Our Financial Advisors are there to help you. They know the products;
understand the characteristics and the risks. They will be able to advise
your particular product mix based on your personal circumstances and
return/risk profile. More importantly, they have been briefed on the current
market environment and thus which investment products are likely to do
better than others.
Despite the above, we sincerely believe in a diversified approach,
especially for an investor who is just starting out with an asset base of
less than S$50,000. Our generic advice is for you to consider two products:
global bonds and global equities. Both products are not only well
diversified, but also actively managed by the fund managers to capitalise on
the better performing region or sector. Such an investment approach negates
your need to move your funds around as well as having to personally monitor
the world in terms of economic, geo-political development, and market
technicals.

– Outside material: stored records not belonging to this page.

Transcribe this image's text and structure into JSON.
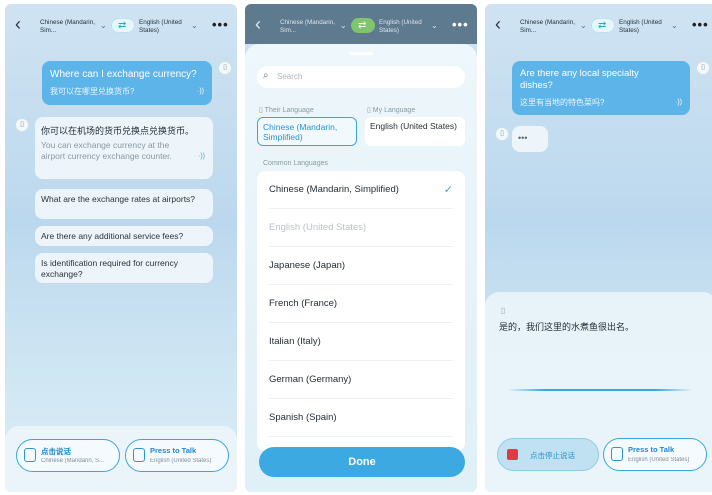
{
  "colors": {
    "accent": "#3aa6df",
    "user_bubble": "#5db4e8",
    "stop_red": "#e03b45"
  },
  "topbar": {
    "their_language": "Chinese (Mandarin, Sim...",
    "their_language_short": "Chinese (Mandarin, Sim...",
    "my_language": "English (United States)",
    "more_label": "•••",
    "back_label": "‹",
    "swap_label": "⇄"
  },
  "screen1": {
    "user_bubble": {
      "en": "Where can I exchange currency?",
      "zh": "我可以在哪里兑换货币?"
    },
    "reply_bubble": {
      "zh": "你可以在机场的货币兑换点兑换货币。",
      "en": "You can exchange currency at the airport currency exchange counter."
    },
    "suggestions": [
      "What are the exchange rates at airports?",
      "Are there any additional service fees?",
      "Is identification required for currency exchange?"
    ],
    "bottom": {
      "left_title": "点击说话",
      "left_sub": "Chinese (Mandarin, S...",
      "right_title": "Press to Talk",
      "right_sub": "English (United States)"
    }
  },
  "screen2": {
    "search_placeholder": "Search",
    "their_language_header": "Their Language",
    "my_language_header": "My Language",
    "their_language_value": "Chinese (Mandarin, Simplified)",
    "my_language_value": "English (United States)",
    "common_header": "Common Languages",
    "languages": [
      {
        "label": "Chinese (Mandarin, Simplified)",
        "selected": true,
        "disabled": false
      },
      {
        "label": "English (United States)",
        "selected": false,
        "disabled": true
      },
      {
        "label": "Japanese (Japan)",
        "selected": false,
        "disabled": false
      },
      {
        "label": "French (France)",
        "selected": false,
        "disabled": false
      },
      {
        "label": "Italian (Italy)",
        "selected": false,
        "disabled": false
      },
      {
        "label": "German (Germany)",
        "selected": false,
        "disabled": false
      },
      {
        "label": "Spanish (Spain)",
        "selected": false,
        "disabled": false
      }
    ],
    "done_label": "Done"
  },
  "screen3": {
    "user_bubble": {
      "en": "Are there any local specialty dishes?",
      "zh": "这里有当地的特色菜吗?"
    },
    "typing": "•••",
    "live_text": "是的，我们这里的水煮鱼很出名。",
    "bottom": {
      "stop_label": "点击停止说话",
      "right_title": "Press to Talk",
      "right_sub": "English (United States)"
    }
  },
  "icons": {
    "search": "search-icon",
    "check": "✓",
    "speaker": "·))"
  }
}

Whilst some may be able to do this well, most of us who hold a
full time job will not have that luxury.
In fact, our internal monitoring of various client accounts has shown that
investors with less than $50,000 did best with just global bond and global
equity funds as compared to others with a slew of country, sector and other
specially structured funds. Please give this some serious thought. Our
Financial Advisors will be happy to elaborate on this point as well as be
able to recommend the top performing global equity and global bond funds for
your portfolio.
Till our next issue, we would like to wish you, our valued client, a merry
Christmas and a blessed New Year!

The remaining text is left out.